I’ve been searching the internet for some people who have dealt with the same issue and I’m glad to see someone who’s actually gone from a-z and recovered from surgery.
So my doctors have all diagnosed this previously as some level of osteoarthritis in the hip and until I saw sports med they told me it was either this hip flexor thing or FAI femoroacetabular impingement.
idk you’ve probably done it all but what I’m trying to get is to the end here now. In Canada with our socialized medicine, I have a year long wait now for my free MRI. I had one previously done this summer but I also waited a year for that one. I"ve been put on disability and every single doctor just laughs and shrugs his shoulders and tells me to be patient. If the solution is to scan and make sure it’s torn, to then directly get booked in for surgery after, then why can’t these doctors all tell me?
I’m kinda young, definitely not 20 anymore but being 29 I still have a bit of fight left in me, if you can go jogging again without much concern to your hip after surgery then I don’t see why people aren’t fighting to get me back to work here at this time. I’m really sick of being told to wait and noone actually giving me any information about my own god damn body lol. Mechanically it seems pretty simple to me. 2 sports med people say it’s a torn labrum with FAI but I have to wait over a year to confirm it lol.

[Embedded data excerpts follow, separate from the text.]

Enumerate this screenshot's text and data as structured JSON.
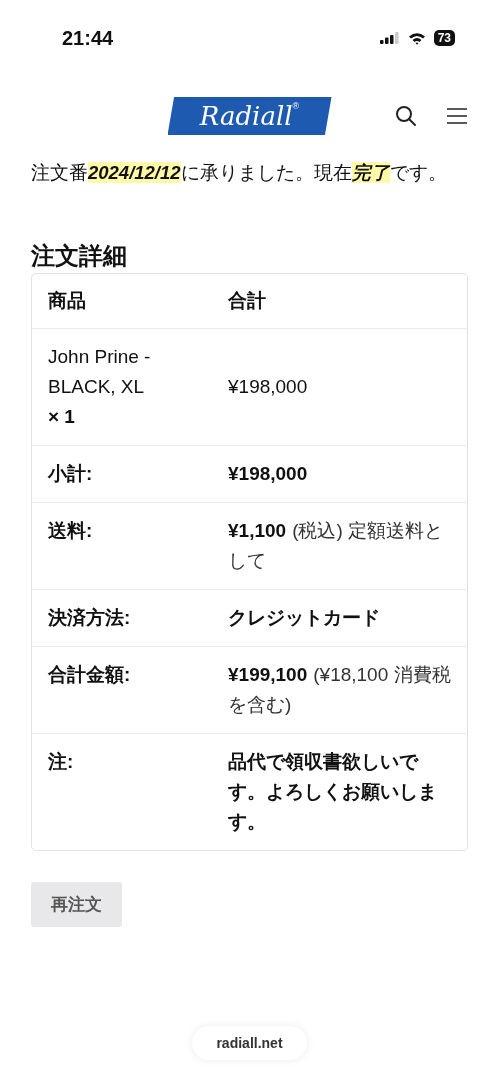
{
  "status_bar": {
    "time": "21:44",
    "battery": "73"
  },
  "header": {
    "logo": "Radiall",
    "logo_mark": "®"
  },
  "intro": {
    "segments": [
      {
        "text": "注文番",
        "highlight": false
      },
      {
        "text": "2024/12/12",
        "highlight": true
      },
      {
        "text": "に承りました。現在",
        "highlight": false
      },
      {
        "text": "完了",
        "highlight": true
      },
      {
        "text": "です。",
        "highlight": false
      }
    ]
  },
  "order_details": {
    "title": "注文詳細",
    "columns": [
      "商品",
      "合計"
    ],
    "items": [
      {
        "product": "John Prine - BLACK, XL",
        "quantity": "× 1",
        "total": "¥198,000"
      }
    ],
    "totals": [
      {
        "label": "小計:",
        "amount": "¥198,000"
      },
      {
        "label": "送料:",
        "amount": "¥1,100",
        "suffix": "(税込) 定額送料として"
      },
      {
        "label": "決済方法:",
        "amount": "クレジットカード"
      },
      {
        "label": "合計金額:",
        "amount": "¥199,100",
        "suffix": "(¥18,100 消費税を含む)"
      },
      {
        "label": "注:",
        "amount": "品代で領収書欲しいです。よろしくお願いします。"
      }
    ]
  },
  "reorder_button": "再注文",
  "url_bar": "radiall.net"
}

I could make the money back for the surgery in a few years and still pay off my loans and live a life if I got this dealt with in a few months.
Sorry though that was just me venting I guess about this dumb situation and Canadian medicine practices. Everyone thinks it’s alright for some reason to just throw you on assistance without even attempting to fix the problem.
Anyways, my question is, is that really the only solution in the end? Because I’m pretty sure I’ve been ready for this surgery for 3-4 years but doctors seem to get unbelievably upset when a person diagnoses themselves with something like this. I’d like to get on with my life thank you very much.
My n=1. I had surgery in 2015 (I was 28) after being in pain for 6 months. I tried everything to avoid surgery but I never made any significant progress. Most can avoid surgery by doing PT and strengthening the glutes. I think surgery is the last resort and not always necessary. Unfortunately, there are too many docs that knife hungry and look at an X-ray and mri for a few seconds and automatically think surgery.
I recently had an X-ray and mri on my non surgical hip and I was diagnosed with a hip impingement and a labrum tear. However, that doesn’t seem to be where my recent pain was coming from as the mri showed a stress fracture. Point is, many people have labrum tears and are asymptomatic. Just because you have it, doesn’t mean you need surgery.